Monday, August 13, 2007

Having It Both Ways

I ran across an article from (yes, I’m still trying to catch up) that highlighted a point I’ve wanted to make for some time.

” This legislation will make a real difference in the safety of our highways and rails," said Tom Devine, legal director of the Government Accountability Project, a Washington-based nonprofit public interest group. "Whistleblowers are America's first line of defense -- literally where the rubber meets the road.“

So far, so good. But later on -- in the same article, talking about the same legislation -- you run into this little tidbit.

”Meanwhile, a provision that would have granted collective bargaining rights to thousands of airport screeners at the Transportation Security Administration did not make it back into the final law. Both the House and Senate had agreed to the language in their initial versions of the bill, but last month Senate Democrats agreed to strip the collective bargaining provision in order to move the legislation to conference negotiations.

So, let me see if I’ve got this right. America wants the benefit it receives from whistleblowers by having them point out the wrongs and the problems they might encounter while conducting The People’s business...but America doesn’t want those same individuals to be protected by a union from the same types of abuses directed at the employees themselves. Protect us but don’t protect yourself. Is that right ?

Something isn’t quite right about this picture. That “something” would be the Bush Administration.

”Some lawmakers have argued it was worth dropping the provision -- which was not included in the 9/11 Commission's recommendations -- to get the rest of the bill enacted. President Bush had threatened to veto the measure, citing opposition to the TSA provision.”

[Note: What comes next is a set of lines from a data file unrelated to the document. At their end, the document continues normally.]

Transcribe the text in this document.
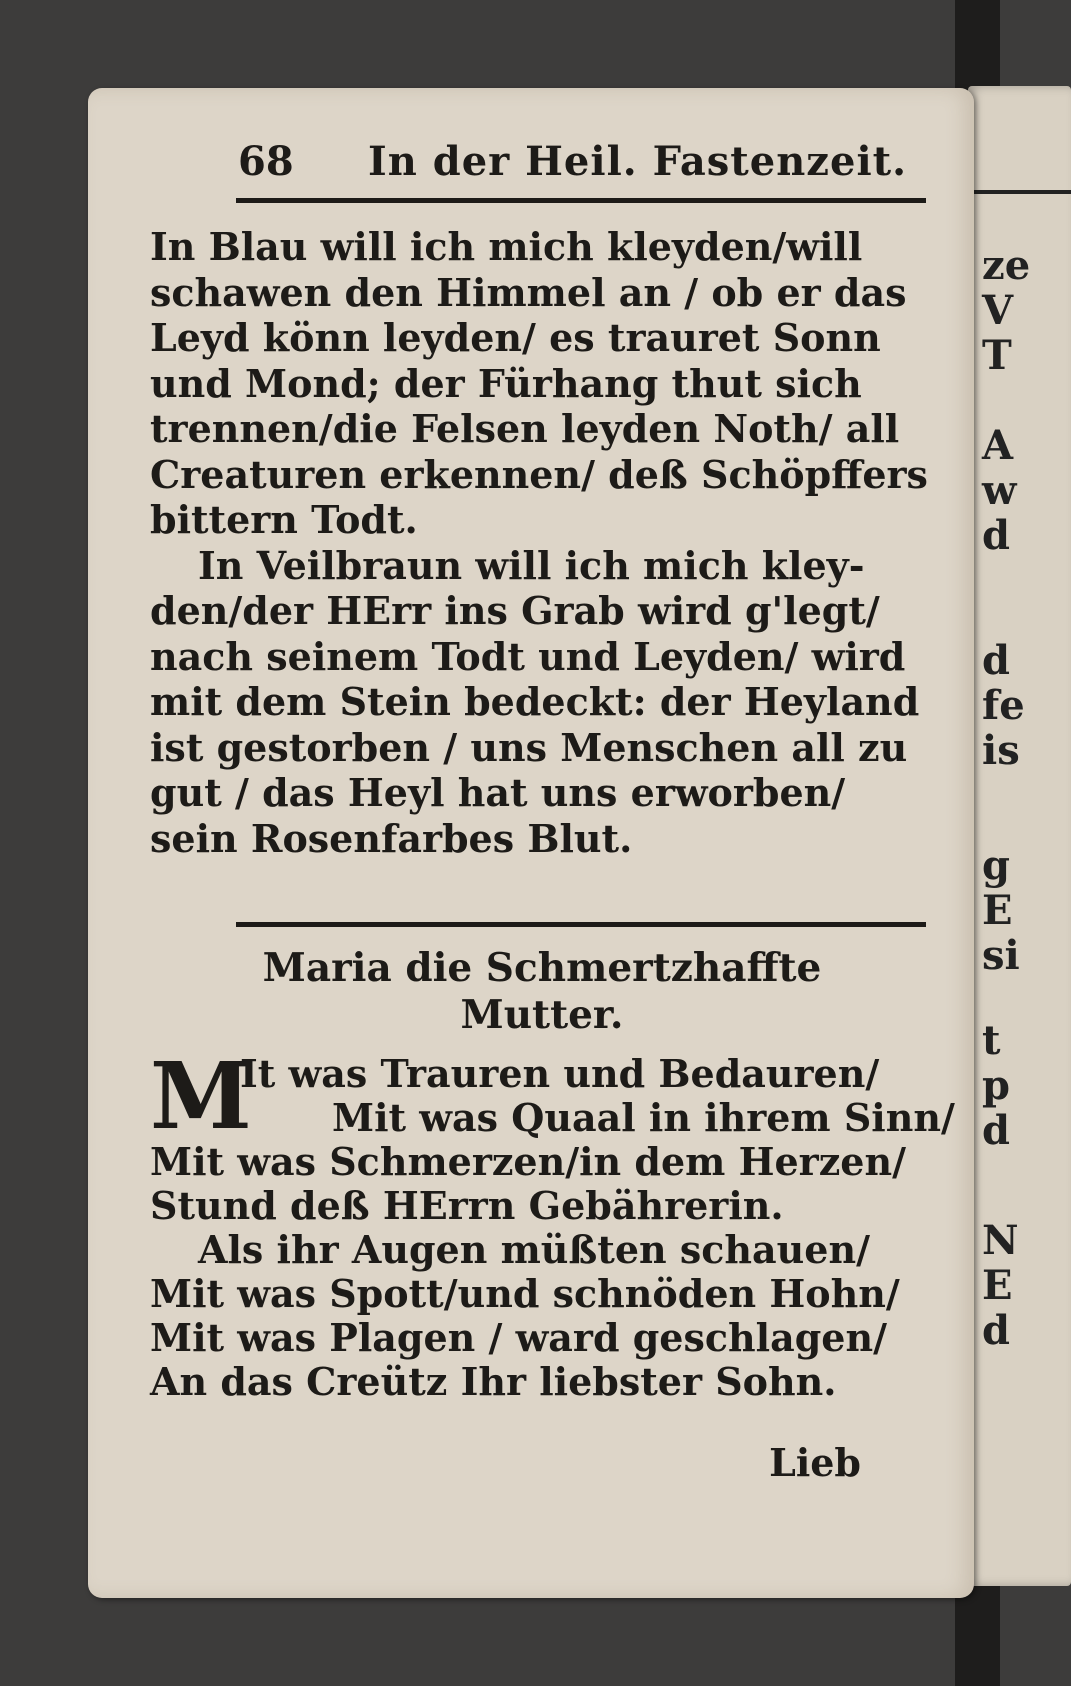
ze
V
T
A
w
d
d
fe
is
g
E
si
t
p
d
N
E
d
68 In der Heil. Fastenzeit.
In Blau will ich mich kleyden/will
schawen den Himmel an / ob er das
Leyd könn leyden/ es trauret Sonn
und Mond; der Fürhang thut sich
trennen/die Felsen leyden Noth/ all
Creaturen erkennen/ deß Schöpffers
bittern Todt.
In Veilbraun will ich mich kley-
den/der HErr ins Grab wird g'legt/
nach seinem Todt und Leyden/ wird
mit dem Stein bedeckt: der Heyland
ist gestorben / uns Menschen all zu
gut / das Heyl hat uns erworben/
sein Rosenfarbes Blut.
Maria die Schmertzhaffte
Mutter.
M
It was Trauren und Bedauren/
Mit was Quaal in ihrem Sinn/
Mit was Schmerzen/in dem Herzen/
Stund deß HErrn Gebährerin.
Als ihr Augen müßten schauen/
Mit was Spott/und schnöden Hohn/
Mit was Plagen / ward geschlagen/
An das Creütz Ihr liebster Sohn.
Lieb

Politics is all about the art of the “possible.” Legislating involves compromise. We all understand this. This is how our government works. I just think it important to notice where we are willing to compromise and where we aren’t.

Whistleblowers are an important protection in Government. You might have heard of Daniel Ellsberg and by now you may know of Mark Felt. But can you tell me who Bunny Greenhouse or Joseph Darby is ? You might want to read a little about each of those. Especially Joseph Darby.

Bargaining rights are no less important. President Bush was willing to extend whistleblower protections...hey...wait a minute. That isn’t right. If President Bush and the Republican Congress had wanted to protect the American public by giving workers whistleblower protection it would have been put in the law when it was written -- shortly after 9/11. Remember that ? The Federal Government took the job of airport security screening away from private industry because private industry failed to protect the American Public.

That means the real story is that President Bush (and the Republicans) were willing to compromise about whistleblowers but they weren’t budging on unions. That ought to tell you something.